Abu Bakar menjelaskan, SOP tersebut memastikan setiap tahapan memiliki alur kerja yang jelas. Pembagian tugas petugas, proses verifikasi, validasi, hingga penandatanganan dokumen kini diatur secara rinci agar tidak tumpang tindih.
"Dengan SOP ini, setiap petugas memiliki alur dan tanggung jawab yang jelas. Ini penting agar pelayanan berjalan konsisten, terukur dan dapat dipertanggungjawabkan," katanya.
Penerapan aturan baru ini didukung sistem digital seperti OSS, Silancar, SIMBG, dan Mal Pelayanan Publik Digital yang disesuaikan dengan karakteristik tiap layanan. Dalam dokumen standar pelayanan, DPMPTSP juga mencantumkan mekanisme pengawasan internal dan jaminan layanan.
Warga yang ingin menyampaikan keluhan atau masukan dapat memanfaatkan WhatsApp di nomor 089519997759, email resmi dinas, website MPP Kota Jambi, SP4N-LAPOR, atau kotak pengaduan yang tersedia di kantor.

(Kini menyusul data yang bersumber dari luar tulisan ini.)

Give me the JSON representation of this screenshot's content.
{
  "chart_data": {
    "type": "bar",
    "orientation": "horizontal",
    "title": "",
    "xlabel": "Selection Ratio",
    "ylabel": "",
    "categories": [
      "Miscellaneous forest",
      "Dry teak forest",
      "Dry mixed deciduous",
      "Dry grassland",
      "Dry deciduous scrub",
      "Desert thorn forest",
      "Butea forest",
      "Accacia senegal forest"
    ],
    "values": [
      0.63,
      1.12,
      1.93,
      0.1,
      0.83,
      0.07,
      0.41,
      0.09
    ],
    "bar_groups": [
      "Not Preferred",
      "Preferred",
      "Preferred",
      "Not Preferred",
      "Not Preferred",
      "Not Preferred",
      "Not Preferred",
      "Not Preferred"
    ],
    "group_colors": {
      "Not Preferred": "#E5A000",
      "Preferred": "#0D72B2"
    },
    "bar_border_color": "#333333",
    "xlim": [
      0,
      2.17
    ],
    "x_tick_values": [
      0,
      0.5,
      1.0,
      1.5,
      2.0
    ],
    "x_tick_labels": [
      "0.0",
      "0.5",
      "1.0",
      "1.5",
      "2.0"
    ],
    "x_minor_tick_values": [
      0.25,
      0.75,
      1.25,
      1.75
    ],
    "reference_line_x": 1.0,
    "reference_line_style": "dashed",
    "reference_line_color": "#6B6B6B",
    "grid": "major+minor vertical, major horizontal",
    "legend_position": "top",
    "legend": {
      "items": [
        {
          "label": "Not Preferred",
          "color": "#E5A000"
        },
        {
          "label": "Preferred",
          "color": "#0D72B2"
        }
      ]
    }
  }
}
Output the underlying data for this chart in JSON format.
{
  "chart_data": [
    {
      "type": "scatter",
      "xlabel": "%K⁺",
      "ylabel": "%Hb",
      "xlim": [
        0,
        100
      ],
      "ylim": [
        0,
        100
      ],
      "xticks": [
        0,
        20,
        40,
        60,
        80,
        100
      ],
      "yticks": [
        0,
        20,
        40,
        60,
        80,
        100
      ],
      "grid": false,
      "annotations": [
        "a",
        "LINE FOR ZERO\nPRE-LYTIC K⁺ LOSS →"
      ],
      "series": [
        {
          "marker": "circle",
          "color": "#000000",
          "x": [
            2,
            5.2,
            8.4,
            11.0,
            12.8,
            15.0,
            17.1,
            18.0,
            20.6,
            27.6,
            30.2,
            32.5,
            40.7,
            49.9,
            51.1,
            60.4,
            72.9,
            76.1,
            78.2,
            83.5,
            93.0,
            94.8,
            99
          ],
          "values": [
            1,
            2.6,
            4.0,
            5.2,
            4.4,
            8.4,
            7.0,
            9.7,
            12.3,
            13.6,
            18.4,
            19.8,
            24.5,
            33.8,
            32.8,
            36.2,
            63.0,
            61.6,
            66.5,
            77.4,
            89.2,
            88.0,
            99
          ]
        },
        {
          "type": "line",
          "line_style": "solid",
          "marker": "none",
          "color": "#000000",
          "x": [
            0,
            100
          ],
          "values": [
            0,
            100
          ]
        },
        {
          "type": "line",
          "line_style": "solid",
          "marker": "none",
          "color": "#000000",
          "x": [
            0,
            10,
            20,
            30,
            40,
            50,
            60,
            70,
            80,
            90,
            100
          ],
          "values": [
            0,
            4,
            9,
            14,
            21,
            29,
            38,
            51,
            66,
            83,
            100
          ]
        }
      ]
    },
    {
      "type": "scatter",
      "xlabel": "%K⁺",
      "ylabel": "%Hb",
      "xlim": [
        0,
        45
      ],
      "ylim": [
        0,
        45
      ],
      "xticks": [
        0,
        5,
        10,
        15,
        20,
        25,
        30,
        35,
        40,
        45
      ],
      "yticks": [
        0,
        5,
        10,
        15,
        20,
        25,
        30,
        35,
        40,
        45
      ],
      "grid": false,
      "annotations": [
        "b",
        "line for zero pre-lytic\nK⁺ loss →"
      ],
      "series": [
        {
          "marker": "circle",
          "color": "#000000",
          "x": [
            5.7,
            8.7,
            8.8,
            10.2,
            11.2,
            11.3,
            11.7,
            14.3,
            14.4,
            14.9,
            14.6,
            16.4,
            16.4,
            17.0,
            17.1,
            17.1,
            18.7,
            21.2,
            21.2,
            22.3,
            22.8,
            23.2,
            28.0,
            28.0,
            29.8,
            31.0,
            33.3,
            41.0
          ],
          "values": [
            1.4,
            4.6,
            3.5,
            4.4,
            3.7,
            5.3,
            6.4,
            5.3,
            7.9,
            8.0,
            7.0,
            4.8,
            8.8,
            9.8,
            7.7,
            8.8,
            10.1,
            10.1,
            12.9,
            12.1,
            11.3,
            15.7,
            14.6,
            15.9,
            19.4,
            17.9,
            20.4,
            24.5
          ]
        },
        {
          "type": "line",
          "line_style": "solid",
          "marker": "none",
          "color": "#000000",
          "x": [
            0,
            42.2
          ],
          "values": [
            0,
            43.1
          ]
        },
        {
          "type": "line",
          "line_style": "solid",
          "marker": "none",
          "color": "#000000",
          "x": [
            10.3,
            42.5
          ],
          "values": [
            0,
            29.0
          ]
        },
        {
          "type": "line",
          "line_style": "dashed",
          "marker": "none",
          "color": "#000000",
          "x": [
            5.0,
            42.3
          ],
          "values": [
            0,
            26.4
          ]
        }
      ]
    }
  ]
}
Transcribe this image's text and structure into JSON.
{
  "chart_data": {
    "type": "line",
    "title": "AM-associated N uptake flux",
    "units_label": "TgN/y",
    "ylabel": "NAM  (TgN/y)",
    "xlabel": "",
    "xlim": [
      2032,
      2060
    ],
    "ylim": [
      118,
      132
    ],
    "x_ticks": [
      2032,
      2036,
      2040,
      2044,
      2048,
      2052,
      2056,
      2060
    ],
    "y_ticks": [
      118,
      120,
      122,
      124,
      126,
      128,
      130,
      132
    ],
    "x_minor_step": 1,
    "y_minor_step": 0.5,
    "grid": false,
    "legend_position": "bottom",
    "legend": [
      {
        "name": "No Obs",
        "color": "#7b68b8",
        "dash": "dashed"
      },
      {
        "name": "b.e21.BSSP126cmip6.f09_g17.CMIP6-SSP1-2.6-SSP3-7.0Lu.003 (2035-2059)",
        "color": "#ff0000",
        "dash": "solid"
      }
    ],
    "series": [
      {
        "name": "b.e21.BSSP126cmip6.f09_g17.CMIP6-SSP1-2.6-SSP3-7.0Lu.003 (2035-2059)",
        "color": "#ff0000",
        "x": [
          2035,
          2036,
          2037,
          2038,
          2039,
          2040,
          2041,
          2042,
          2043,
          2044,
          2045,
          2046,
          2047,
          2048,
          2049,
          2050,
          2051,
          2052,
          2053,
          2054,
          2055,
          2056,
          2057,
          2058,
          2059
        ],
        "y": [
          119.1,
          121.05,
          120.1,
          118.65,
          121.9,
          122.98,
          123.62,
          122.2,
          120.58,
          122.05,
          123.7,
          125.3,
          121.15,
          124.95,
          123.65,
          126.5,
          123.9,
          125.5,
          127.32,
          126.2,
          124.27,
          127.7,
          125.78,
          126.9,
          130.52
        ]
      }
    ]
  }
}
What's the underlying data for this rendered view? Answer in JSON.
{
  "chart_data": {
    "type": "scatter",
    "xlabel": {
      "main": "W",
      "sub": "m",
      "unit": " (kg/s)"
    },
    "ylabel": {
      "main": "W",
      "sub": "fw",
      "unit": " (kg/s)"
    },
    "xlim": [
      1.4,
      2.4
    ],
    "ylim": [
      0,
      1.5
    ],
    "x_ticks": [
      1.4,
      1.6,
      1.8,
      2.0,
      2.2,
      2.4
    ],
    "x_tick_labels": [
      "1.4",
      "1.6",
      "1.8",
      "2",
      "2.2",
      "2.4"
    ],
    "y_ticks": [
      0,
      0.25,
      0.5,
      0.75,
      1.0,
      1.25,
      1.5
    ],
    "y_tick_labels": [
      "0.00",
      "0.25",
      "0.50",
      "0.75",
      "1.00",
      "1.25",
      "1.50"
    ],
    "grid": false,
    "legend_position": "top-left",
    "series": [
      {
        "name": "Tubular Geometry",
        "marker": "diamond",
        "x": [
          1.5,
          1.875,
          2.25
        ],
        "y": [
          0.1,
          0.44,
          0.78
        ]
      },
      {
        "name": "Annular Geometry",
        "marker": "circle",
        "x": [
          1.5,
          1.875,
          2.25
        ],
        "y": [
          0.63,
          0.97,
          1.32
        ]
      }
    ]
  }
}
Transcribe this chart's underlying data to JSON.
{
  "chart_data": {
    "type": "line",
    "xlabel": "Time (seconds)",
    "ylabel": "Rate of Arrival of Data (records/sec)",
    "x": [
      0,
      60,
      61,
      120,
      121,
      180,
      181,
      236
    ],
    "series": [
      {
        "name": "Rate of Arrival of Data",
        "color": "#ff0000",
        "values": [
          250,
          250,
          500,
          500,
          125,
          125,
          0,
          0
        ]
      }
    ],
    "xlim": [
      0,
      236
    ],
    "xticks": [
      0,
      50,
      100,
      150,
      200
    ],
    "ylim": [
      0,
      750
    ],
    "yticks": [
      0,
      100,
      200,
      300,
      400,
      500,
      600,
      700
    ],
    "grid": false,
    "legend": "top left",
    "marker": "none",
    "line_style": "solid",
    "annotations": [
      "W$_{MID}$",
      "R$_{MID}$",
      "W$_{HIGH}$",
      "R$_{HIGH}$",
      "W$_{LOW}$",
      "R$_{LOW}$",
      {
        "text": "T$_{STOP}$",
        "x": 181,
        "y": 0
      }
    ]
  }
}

Pengaduan yang membutuhkan kajian lebih lanjut akan diproses sesuai prosedur yang berlaku.
"Evaluasi akan terus dilakukan. Kami ingin standar yang sudah ditetapkan ini tidak hanya menjadi dokumen, tetapi benar-benar diterapkan dalam pelayanan sehari-hari dan dirasakan manfaatnya oleh masyarakat," kata Abu Bakar.